‘Don’t bend; don’t water it down; don’t try to make it logical; don’t edit your own soul according to the fashion. Rather, follow your most intense obsessions mercilessly.’
— Franz Kafka
But what if your obsessions are strange in that they are mundane, or rather you are obsessed by mundane things? Like shopping centres. They inspire me. I have no idea why. I do know that they must not be new. They need to be worn down at the edges, at least a little, with vacant premises and fountains that work only intermittently. Why do shopping centres have fountains? An echo perhaps of our ancient need to have a source of water nearby, somewhere to make a wish. The fountain beds always have coins in them, collected now for various charities. I have taught my own children to make a wish by throwing coppers into the ersatz lake in Blanchardstown Shopping Centre. How sad. I have also taught them how to tie a scrap of cloth (really a dirty tissue) to a wishing tree situated on the path into Fore Abbey in Westmeath. How to wish for something secret, never to be told. Is there a difference? Has something sacred been lost?
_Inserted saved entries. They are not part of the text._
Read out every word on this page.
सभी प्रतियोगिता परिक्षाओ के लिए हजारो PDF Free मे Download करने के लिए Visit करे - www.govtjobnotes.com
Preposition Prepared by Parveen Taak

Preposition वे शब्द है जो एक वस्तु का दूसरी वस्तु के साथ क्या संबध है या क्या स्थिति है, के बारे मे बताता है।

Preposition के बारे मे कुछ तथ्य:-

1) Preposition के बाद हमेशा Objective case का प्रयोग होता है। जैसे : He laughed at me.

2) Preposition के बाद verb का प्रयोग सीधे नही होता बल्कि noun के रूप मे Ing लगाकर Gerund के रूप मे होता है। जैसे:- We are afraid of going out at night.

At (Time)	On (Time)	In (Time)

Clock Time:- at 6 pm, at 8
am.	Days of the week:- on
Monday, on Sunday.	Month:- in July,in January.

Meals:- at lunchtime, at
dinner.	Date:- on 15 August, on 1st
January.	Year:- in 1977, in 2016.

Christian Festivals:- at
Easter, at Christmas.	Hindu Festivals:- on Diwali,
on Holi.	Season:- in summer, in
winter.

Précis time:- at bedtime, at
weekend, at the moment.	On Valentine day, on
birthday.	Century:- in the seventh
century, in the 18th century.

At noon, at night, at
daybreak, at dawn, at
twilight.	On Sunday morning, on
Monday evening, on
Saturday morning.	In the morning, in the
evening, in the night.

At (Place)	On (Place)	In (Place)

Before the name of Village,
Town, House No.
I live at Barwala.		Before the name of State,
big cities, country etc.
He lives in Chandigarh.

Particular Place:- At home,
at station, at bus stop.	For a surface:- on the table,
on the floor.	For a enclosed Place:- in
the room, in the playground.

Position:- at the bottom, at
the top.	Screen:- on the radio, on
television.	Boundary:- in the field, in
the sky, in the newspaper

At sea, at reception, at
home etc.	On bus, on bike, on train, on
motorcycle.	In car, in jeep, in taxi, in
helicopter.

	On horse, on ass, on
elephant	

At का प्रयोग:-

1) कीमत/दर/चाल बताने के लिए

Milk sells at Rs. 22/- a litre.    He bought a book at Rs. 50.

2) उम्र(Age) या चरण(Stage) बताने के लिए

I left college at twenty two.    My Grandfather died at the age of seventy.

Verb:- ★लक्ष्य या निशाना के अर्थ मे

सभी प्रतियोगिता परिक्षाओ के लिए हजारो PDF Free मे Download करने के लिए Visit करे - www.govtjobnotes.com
The shopping centre strives to recreate the town centre, the village based around a source of water. Doomed to fail, something else emerges that moves me. Lacking the frenetic power of the streets, the shopping precinct slows down time. People walk more slowly. The only purpose there is to shop and eat. Or browse and breed discontentment at what you cannot afford. Inside the enclosed arcade, that never lives up to its promised glamour, I feel a disconnectedness from reality that is soothing. My mind wanders and ideas collide and coalesce. How sacrilegious, how ludicrous, that a temple to commercialism suggests stories, amplifies emotions, and sets my mind racing. How can it be that such a mediocre space, such a no-place can inspire me?
A space devoid of culture (it would seem), and weather, and nature. Devoted to buying and selling. The marketplace. I should hate it. I am afraid of delving too deep into this obsession for fear that I will lose the strange power of it, just as confessing a secret fantasy instantly dispels its power and lure. Don’t make me analyse my childhood, or my equal love of carnivals and the circus. I don’t want to get into theories of high and low culture, of ‘taste’ and class (but I could). In essence, it has something to do with the sacred and the profane. A shopping centre always fails—it’s too hot; the toilets stink; the baby-changing room is too small. It profanes its own promises, as does the carnival and the circus. In their hall of mirrors you see your own cracked, warped reflection, and that of others. The clown reveals too much as he performs his handkerchief tricks. We agree to pretend not to see the tricks, the warps, the sadness of our sealed existences. It is too painful.
And as for the sacred—by which I think I mean the mysterious, the sublime, those emotions we cannot put into words, or truly capture in art and culture—well, that is what we yearn for, and look for in all the right places. We search in churches and galleries, in shops and books, in love and porn, in bottles and pills, in pain and pleasure. Maybe, just maybe, the sacred resides in all the wrong places. In mundane corners, in tiny moments, in the smallest of gestures. The sacred might reside in how we throw coins into a fake fountain, or how we sit on seats outside a coffee shop that is itself inside a shopping centre. The sacred persists in us as long as we profane the spaces we use by using them in a ludicrous fashion. I long to see a child allowed to paddle in a shopping centre fountain; or a man cooling his feet in one while reading a paper. Perhaps that is the allure for me: I am hoping, one sweet day, to witness the sublime in the most mundane of spaces.